I've just started using autocad to do semi-serious work and I've stumbled on
a very annoying problem.
When I start a new drawing I setup the units and define the limits and then
I draw whatever I need to draw. When I need to add text, dimensions and
even use some line types, those drawing elements generally appear
off-scale. As I usually draw diagrams that are in the [0.5, 50] meter
range, all other scalable drawing elements end up huge.
I end up fixing that problem by re-dimensioning things like text sizes,
arrow heads and the like, all by hand. Nonetheless, that doesn't seem right
to me. Isn't there a way to set the size of all scalable elements in a
single place? Some sort of scale constant that affects the scale of all
scale-dependent drawing elements like text size, dimension text size and
Thanks in advance
Also, experiment with the PSLTSCALE system variable. If you scale
viewports other than 1:1, you may want to at least see what happens to
linetypes when you set it to 1.
Dimension entity parameters are defined in 'dimension styles'. You set up
these styles for various kinds of situations ( like, say, plotting scale),
pick the right style for a task, and then dimension. Dimensioning first,
then editing each dimension's characteristics is backwards and very
unproductive. Look in the help file for 'dimension style'.

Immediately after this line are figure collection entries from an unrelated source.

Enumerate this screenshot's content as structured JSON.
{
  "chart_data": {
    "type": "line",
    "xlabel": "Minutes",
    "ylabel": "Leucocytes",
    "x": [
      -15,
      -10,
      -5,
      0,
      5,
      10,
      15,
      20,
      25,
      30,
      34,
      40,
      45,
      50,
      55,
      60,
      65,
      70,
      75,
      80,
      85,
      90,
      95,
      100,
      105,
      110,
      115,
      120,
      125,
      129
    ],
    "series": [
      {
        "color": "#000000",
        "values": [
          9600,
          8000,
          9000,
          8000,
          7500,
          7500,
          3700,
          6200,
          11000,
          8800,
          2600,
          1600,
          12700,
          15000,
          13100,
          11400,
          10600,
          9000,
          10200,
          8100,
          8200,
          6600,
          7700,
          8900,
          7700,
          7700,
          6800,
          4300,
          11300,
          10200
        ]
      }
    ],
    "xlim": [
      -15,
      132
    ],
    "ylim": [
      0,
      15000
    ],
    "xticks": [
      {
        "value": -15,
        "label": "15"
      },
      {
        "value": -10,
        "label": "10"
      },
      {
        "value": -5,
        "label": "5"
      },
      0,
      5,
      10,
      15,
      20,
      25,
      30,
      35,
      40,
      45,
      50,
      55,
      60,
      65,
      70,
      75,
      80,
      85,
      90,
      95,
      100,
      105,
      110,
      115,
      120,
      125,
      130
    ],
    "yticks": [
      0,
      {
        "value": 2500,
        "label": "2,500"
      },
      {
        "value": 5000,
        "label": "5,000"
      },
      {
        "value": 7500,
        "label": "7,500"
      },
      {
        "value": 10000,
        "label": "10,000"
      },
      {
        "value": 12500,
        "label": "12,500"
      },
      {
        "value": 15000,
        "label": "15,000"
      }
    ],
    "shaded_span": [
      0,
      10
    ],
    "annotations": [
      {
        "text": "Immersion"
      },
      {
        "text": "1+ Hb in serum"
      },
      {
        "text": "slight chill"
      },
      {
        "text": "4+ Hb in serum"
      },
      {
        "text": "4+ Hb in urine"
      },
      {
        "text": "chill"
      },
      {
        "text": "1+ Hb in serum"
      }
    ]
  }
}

Like in most things in CAD, you do a bit of work up front to get a big boost
You may need to read the help and tutorials on setting up text and
dimension styles. The sizes and scale are determined by the styles and
how they are set up. This functionality also differs depending on the
version you are using.
Dimensioning in paper space is not always the correct way to control
dimension scale. Dimensions and text are usually best done in model
space and controlled by the styles.
If you want the text sizes to change with the scale you plot at dimension in
model space if you want the lt scale and text sizes to remain constant with
different plot sizes then dimension in paper space.
Set up your text styles first. The command is "DDSTYLE". Then you
should set up your dimensioning parameters next. That command is "DDIM".
In our office we have text styles set up for 1/8" & 1/4". If we need
more we create as we go along. The same goes for dimension styles.
It truly saves us much time to have these created and available for use.
PS: I dimension in Model Space. That way any changes to the drawing
automatically change the dimensions. For me it's easier that way.
Rui Maciel wrote:
Well, first It's helpful to know what discipline you're working in to
get an idea of paper size and the kind of detailing you're going to be
adding to your drawings. Have you created a title block, and if so,
for what sizes of paper? It's a good idea to create a list of
plotting scales that you are going to be comfortable with using, and
that those with whom you consult will also be comfortable with. If
your plotting scale is 1:30, then your DIMSCALE should be 30:1. One
should be the reciprocal of the other. The size of the text in
dimensions should be exactly what you expect to see on the paper. So,
as an example, if you want 6mm high text, and your drawing is set up
for 1 unit = 1mm, then set DIMTXT to be 6. Since DIMSCALE is set to
30, actual text size in the DWG file will be 180mm, but will plot at
6mm, because this drawing will be plotted at 1/30 actual size. Making
the rest of your text match, you should make the height of those text
objects 180mm. They will also plot at 6mm high.